Pembantu rumah yang tersentak dengan jeritan itu berlari keluar. Dia juga terkejut. Mukanya merah padam ketakutan lebih2 melihat wajah bengis tuannya. Sekali lagi diajukan pertanyaan keras kepadanya, dia terus mengatakan, "Saya tidak tahu..tuan." "Kamu di rumah sepanjang hari, apa saja yang kamu lakukan?" hardik si istri.
Si anak yang mendengar suara ayahnya, tiba-tiba berlari keluar dari kamarnya. Dengan penuh manja dia berkata "Dita yang membuat gambar itu ayahhh..cantik kan..!" katanya sambil memeluk ayahnya sambil bermanja seperti biasa.
Si ayah yang sudah kehilangan kesabaran mengambil sebatang ranting kecil dari pohon di depan rumahnya, terus dipukulkannya berkali-kali ke telapak tangan anaknya. Si anak yang tak mengerti apa-apa menangis kesakitan, pedih sekaligus ketakutan.
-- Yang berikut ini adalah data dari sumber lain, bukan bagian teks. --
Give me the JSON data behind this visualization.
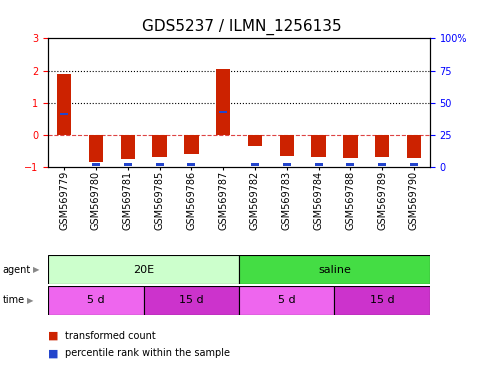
{
  "title": "GDS5237 / ILMN_1256135",
  "samples": [
    "GSM569779",
    "GSM569780",
    "GSM569781",
    "GSM569785",
    "GSM569786",
    "GSM569787",
    "GSM569782",
    "GSM569783",
    "GSM569784",
    "GSM569788",
    "GSM569789",
    "GSM569790"
  ],
  "red_values": [
    1.9,
    -0.85,
    -0.75,
    -0.7,
    -0.6,
    2.04,
    -0.35,
    -0.65,
    -0.7,
    -0.72,
    -0.7,
    -0.72
  ],
  "blue_values": [
    0.65,
    -0.92,
    -0.92,
    -0.92,
    -0.92,
    0.72,
    -0.92,
    -0.92,
    -0.92,
    -0.92,
    -0.92,
    -0.92
  ],
  "ylim_left": [
    -1,
    3
  ],
  "ylim_right": [
    0,
    100
  ],
  "yticks_left": [
    -1,
    0,
    1,
    2,
    3
  ],
  "yticks_right": [
    0,
    25,
    50,
    75,
    100
  ],
  "ytick_labels_right": [
    "0",
    "25",
    "50",
    "75",
    "100%"
  ],
  "hlines_dotted": [
    1,
    2
  ],
  "hline_dashed_color": "#dd4444",
  "agent_groups": [
    {
      "label": "20E",
      "start": 0,
      "end": 6,
      "color": "#ccffcc"
    },
    {
      "label": "saline",
      "start": 6,
      "end": 12,
      "color": "#44dd44"
    }
  ],
  "time_groups": [
    {
      "label": "5 d",
      "start": 0,
      "end": 3,
      "color": "#ee66ee"
    },
    {
      "label": "15 d",
      "start": 3,
      "end": 6,
      "color": "#cc33cc"
    },
    {
      "label": "5 d",
      "start": 6,
      "end": 9,
      "color": "#ee66ee"
    },
    {
      "label": "15 d",
      "start": 9,
      "end": 12,
      "color": "#cc33cc"
    }
  ],
  "legend_red": "transformed count",
  "legend_blue": "percentile rank within the sample",
  "bar_color_red": "#cc2200",
  "bar_color_blue": "#2244cc",
  "bar_width": 0.45,
  "title_fontsize": 11,
  "tick_fontsize": 7,
  "label_fontsize": 8,
  "background_color": "#ffffff"
}
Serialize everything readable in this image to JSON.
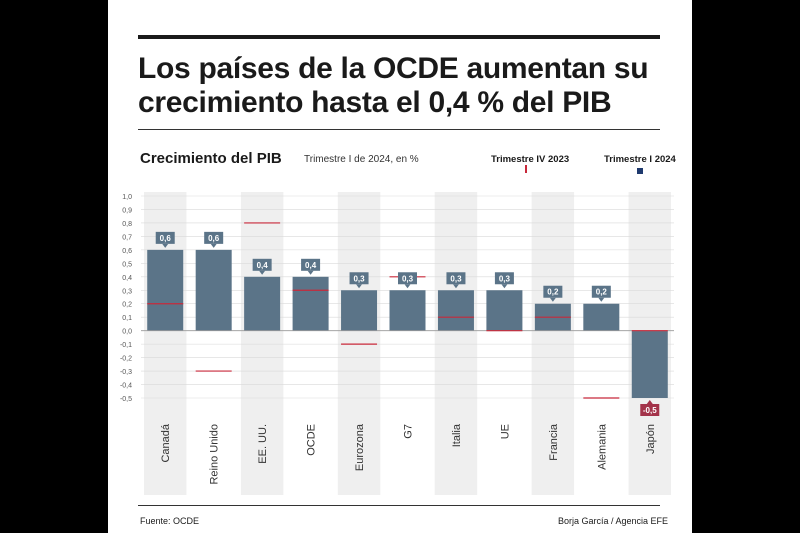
{
  "title": "Los países de la OCDE aumentan su crecimiento hasta el 0,4 % del PIB",
  "chart_title": "Crecimiento del PIB",
  "chart_subtitle": "Trimestre I de 2024, en %",
  "legend": {
    "q4": "Trimestre IV 2023",
    "q1": "Trimestre I 2024"
  },
  "colors": {
    "bar": "#5b7488",
    "bar_negative_label": "#a3334a",
    "previous_marker": "#c8283a",
    "legend_square": "#1f3a6e",
    "band": "#efefef"
  },
  "chart_data": {
    "type": "bar",
    "categories": [
      "Canadá",
      "Reino Unido",
      "EE. UU.",
      "OCDE",
      "Eurozona",
      "G7",
      "Italia",
      "UE",
      "Francia",
      "Alemania",
      "Japón"
    ],
    "series": [
      {
        "name": "Trimestre I 2024",
        "values": [
          0.6,
          0.6,
          0.4,
          0.4,
          0.3,
          0.3,
          0.3,
          0.3,
          0.2,
          0.2,
          -0.5
        ]
      },
      {
        "name": "Trimestre IV 2023",
        "values": [
          0.2,
          -0.3,
          0.8,
          0.3,
          -0.1,
          0.4,
          0.1,
          0.0,
          0.1,
          -0.5,
          0.0
        ]
      }
    ],
    "data_labels": [
      "0,6",
      "0,6",
      "0,4",
      "0,4",
      "0,3",
      "0,3",
      "0,3",
      "0,3",
      "0,2",
      "0,2",
      "-0,5"
    ],
    "yticks": [
      "1,0",
      "0,9",
      "0,8",
      "0,7",
      "0,6",
      "0,5",
      "0,4",
      "0,3",
      "0,2",
      "0,1",
      "0,0",
      "-0,1",
      "-0,2",
      "-0,3",
      "-0,4",
      "-0,5"
    ],
    "ylim": [
      -0.5,
      1.0
    ],
    "grid": true
  },
  "source": "Fuente: OCDE",
  "credit": "Borja García / Agencia EFE"
}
Puas memukul telapak tangan, si ayah memukul pula belakang tangan anaknya. Sedangkan si ibu cuma mendiamkan saja, seolah merestui dan merasa puas dengan hukuman yang dikenakan.
Pembantu rumah terbengong, tidak tahu harus berbuat apa... Si ayah cukup lama memukul-mukul tangan kanan dan kemudian ganti tangan kiri anaknya. Setelah si ayah masuk ke rumah diikuti si ibu, pembantu rumah tersebut menggendong anak kecil itu, membawanya ke kamar.
Dia terperanjat melihat telapak tangan dan belakang tangan si anak kecil luka2 dan berdarah. Pembantu rumah memandikan anak kecil itu. Sambil menyiramnya dengan air, dia ikut menangis. Anak kecil itu juga menjerit-jerit menahan pedih saat luka2nya itu terkena air. Lalu si pembantu rumah menidurkan anak kecil itu. Si ayah sengaja membiarkan anak itu tidur bersama pembantu rumah. Keesokkan harinya, kedua belah tangan si anak bengkak. Pembantu rumah mengadu ke majikannya. "Oleskan obat saja!" jawab bapak si anak.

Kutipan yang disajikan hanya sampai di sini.